When I was a vegetarian, I said I would never go vegan because I love butter and cheese too much. Classic irony – a few years ago my body decided that it doesn’t like dairy (beans, nuts, and coconut are also in the no go party). So I’ll still never be a vegan because I’m no longer a vegetarian, but I also can’t eat butter and cheese. Insert cry/laugh emoji here. Baking is very important to my mental health and it’s been tough figuring out how to bake without dairy. I spent decades perfecting my pie crust and buttercream games. I have been teaching myself how to bake dairy free through trial and error because I’ve had a hard time finding resources for dairy free baking that doesn’t replace dairy with soy (a bean product), nuts or coconut. When I saw The Flexible Baker available for request on NetGalley, I smashed the request button.
What’s good: I love the concept of The Flexible Baker. I am in favor of cookbooks that encourage experimentation and respect for other people’s food needs and choices. What it does well is indicate at the beginning of a recipe if it is vegan, nut/sesame-free, dairy-free, egg-free, and/or gluten-free. At the end of every recipe, Pratt provides some “Flexible” options. The options might be for a flavor swap, how to make something vegetarian or vegan, or -free. Not every recipe is adaptable to every food sensitivity.
What’s not as good: I wish that there had been a section at the beginning about how to work with some of the allergen free options. I am assuming that this cookbook is intended for people who are not experts in gluten free or dairy free baking. I am not an expert in gluten free or dairy free baking, but I have done it enough to know that swapping in a plant based dairy or gluten free options sometimes requires adjustments. I know nothing about substituting to replace eggs. I don’t know how to use chia seeds or aquafaba, and didn’t feel confident based on what is in this book.
Lately I’ve done more dairy free baking, and in my experience, plant based butter needs to be kept colder than dairy butter to make a good pastry. It has a lower melting point and the whole thing can go from flakey to solid very quickly. Using plant based butter impacts flavor. The whole wheat pastry crust I made with vegan butter was fine for texture, but tasted like nothing. I now add a little extra salt, a spice, or some nutritional yeast to give flavor. I’ve also found that pastry and cookies made with vegan butter go soft by the next day. They are best eaten the same day. I was a little disappointed to see that Pratt didn’t suggest replacing the butter and milk in the brioche and other enriched doughs. I’ve had fewer issues making enriched bread doughs vegan than pastry crusts.
US cookbook buyers should know that Pratt is British and uses British terminology. You can make caster sugar by running your regular granulated sugar through a blender or food processor for a minute to make it finer.
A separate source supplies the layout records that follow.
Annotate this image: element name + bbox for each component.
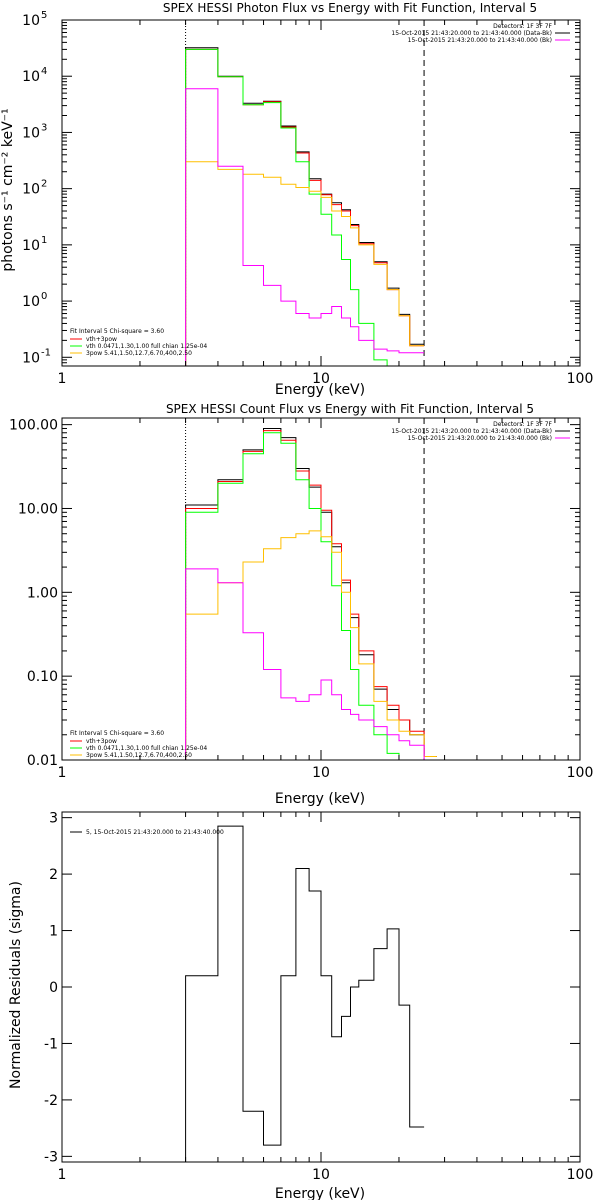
x-tick-label: 100 [567, 371, 594, 387]
y-tick-label: 10 [22, 294, 40, 310]
y-tick-label: 0.10 [27, 669, 58, 685]
photon-flux-panel: SPEX HESSI Photon Flux vs Energy with Fi… [0, 1, 593, 398]
residuals-panel: Energy (keV) Normalized Residuals (sigma… [8, 811, 593, 1200]
y-tick-label: -3 [44, 1149, 58, 1165]
series-3pow [185, 161, 425, 366]
legend-entry-data: 15-Oct-2015 21:43:20.000 to 21:43:40.000… [391, 30, 552, 37]
y-tick-exponent: 5 [41, 10, 47, 21]
series-background_spectrum [185, 88, 425, 366]
y-tick-exponent: 2 [41, 179, 47, 190]
y-tick-exponent: 0 [41, 291, 47, 302]
legend-header-title: Detectors: 1F 3F 7F [493, 23, 552, 30]
legend-entry-3pow: 3pow 5.41,1.50,12.7,6.70,400,2.50 [86, 752, 192, 759]
y-tick-label: 3 [49, 811, 58, 827]
y-axis-ticks: -3 -2 -1 0 1 2 3 [44, 811, 580, 1165]
y-tick-label: 0.01 [27, 753, 58, 769]
x-tick-label: 10 [312, 1167, 330, 1183]
series-residuals [185, 825, 425, 1162]
residuals-legend: 5, 15-Oct-2015 21:43:20.000 to 21:43:40.… [70, 829, 224, 836]
y-tick-exponent: -1 [41, 347, 51, 358]
y-tick-label: 10.00 [18, 501, 58, 517]
legend-header: Detectors: 1F 3F 7F 15-Oct-2015 21:43:20… [391, 421, 570, 442]
y-tick-label: 0 [49, 980, 58, 996]
legend-entry-residuals: 5, 15-Oct-2015 21:43:20.000 to 21:43:40.… [86, 829, 224, 836]
x-axis-ticks: 1 10 100 [58, 418, 594, 781]
series-vth [185, 48, 425, 367]
y-tick-label: 10 [22, 13, 40, 29]
y-tick-label: 10 [22, 238, 40, 254]
y-tick-label: -2 [44, 1093, 58, 1109]
x-tick-label: 10 [312, 765, 330, 781]
y-axis-title: photons s⁻¹ cm⁻² keV⁻¹ [0, 108, 16, 271]
x-tick-label: 1 [58, 371, 67, 387]
x-tick-label: 100 [567, 765, 594, 781]
x-axis-title: Energy (keV) [275, 382, 365, 398]
x-tick-label: 100 [567, 1167, 594, 1183]
legend-header: Detectors: 1F 3F 7F 15-Oct-2015 21:43:20… [391, 23, 570, 44]
legend-entry-background: 15-Oct-2015 21:43:20.000 to 21:43:40.000… [408, 37, 552, 44]
legend-header-title: Detectors: 1F 3F 7F [493, 421, 552, 428]
legend-fit: Fit Interval 5 Chi-square = 3.60 vth+3po… [70, 328, 207, 357]
y-tick-label: 10 [22, 69, 40, 85]
panel-title: SPEX HESSI Count Flux vs Energy with Fit… [166, 402, 534, 416]
legend-fit-title: Fit Interval 5 Chi-square = 3.60 [70, 730, 164, 737]
y-axis-title-group: Normalized Residuals (sigma) [8, 881, 24, 1089]
x-tick-label: 1 [58, 765, 67, 781]
legend-entry-data: 15-Oct-2015 21:43:20.000 to 21:43:40.000… [391, 428, 552, 435]
legend-entry-total-fit: vth+3pow [86, 336, 117, 343]
panel-title: SPEX HESSI Photon Flux vs Energy with Fi… [163, 1, 537, 15]
y-tick-exponent: 1 [41, 235, 47, 246]
y-tick-exponent: 3 [41, 122, 47, 133]
y-tick-label: 1.00 [27, 585, 58, 601]
x-axis-ticks: 1 10 100 [58, 20, 594, 387]
legend-entry-total-fit: vth+3pow [86, 738, 117, 745]
y-tick-label: -1 [44, 1036, 58, 1052]
y-tick-exponent: 4 [41, 66, 47, 77]
y-axis-title-group: photons s⁻¹ cm⁻² keV⁻¹ [0, 108, 16, 271]
series-group [185, 825, 425, 1162]
y-tick-label: 10 [22, 125, 40, 141]
x-axis-title: Energy (keV) [275, 791, 365, 807]
count-flux-panel: SPEX HESSI Count Flux vs Energy with Fit… [9, 402, 593, 807]
series-background_spectrum [185, 568, 437, 761]
y-axis-title: Normalized Residuals (sigma) [8, 881, 24, 1089]
legend-fit: Fit Interval 5 Chi-square = 3.60 vth+3po… [70, 730, 207, 759]
legend-entry-3pow: 3pow 5.41,1.50,12.7,6.70,400,2.50 [86, 350, 192, 357]
y-tick-label: 100.00 [9, 418, 58, 434]
x-axis-title: Energy (keV) [275, 1186, 365, 1200]
legend-entry-background: 15-Oct-2015 21:43:20.000 to 21:43:40.000… [408, 435, 552, 442]
legend-entry-vth: vth 0.0471,1.30,1.00 full chian 1.25e-04 [86, 745, 207, 752]
legend-fit-title: Fit Interval 5 Chi-square = 3.60 [70, 328, 164, 335]
y-tick-label: 2 [49, 867, 58, 883]
x-tick-label: 1 [58, 1167, 67, 1183]
series-group [185, 428, 437, 761]
series-group [185, 47, 425, 367]
y-tick-label: 10 [22, 350, 40, 366]
y-tick-label: 10 [22, 182, 40, 198]
series-3pow [185, 530, 437, 760]
legend-entry-vth: vth 0.0471,1.30,1.00 full chian 1.25e-04 [86, 343, 207, 350]
y-tick-label: 1 [49, 924, 58, 940]
x-axis-ticks: 1 10 100 [58, 812, 594, 1183]
x-tick-label: 10 [312, 371, 330, 387]
y-axis-ticks: 0.01 0.10 1.00 10.00 100.00 [9, 418, 580, 769]
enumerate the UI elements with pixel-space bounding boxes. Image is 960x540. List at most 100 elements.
I don’t know what availability is like in the UK, in my area vegan puff pastry is pretty widely available, but gluten free puff pastry is not. I wish Pratt had taken the time to include some recipes for vegan and gluten free puff pastry, since she uses those a lot as a substitute. But I don’t know that that is what other readers would want.
I received this as an advance reader copy from Quatro Publishing Group and NetGalley. My opinions are my own.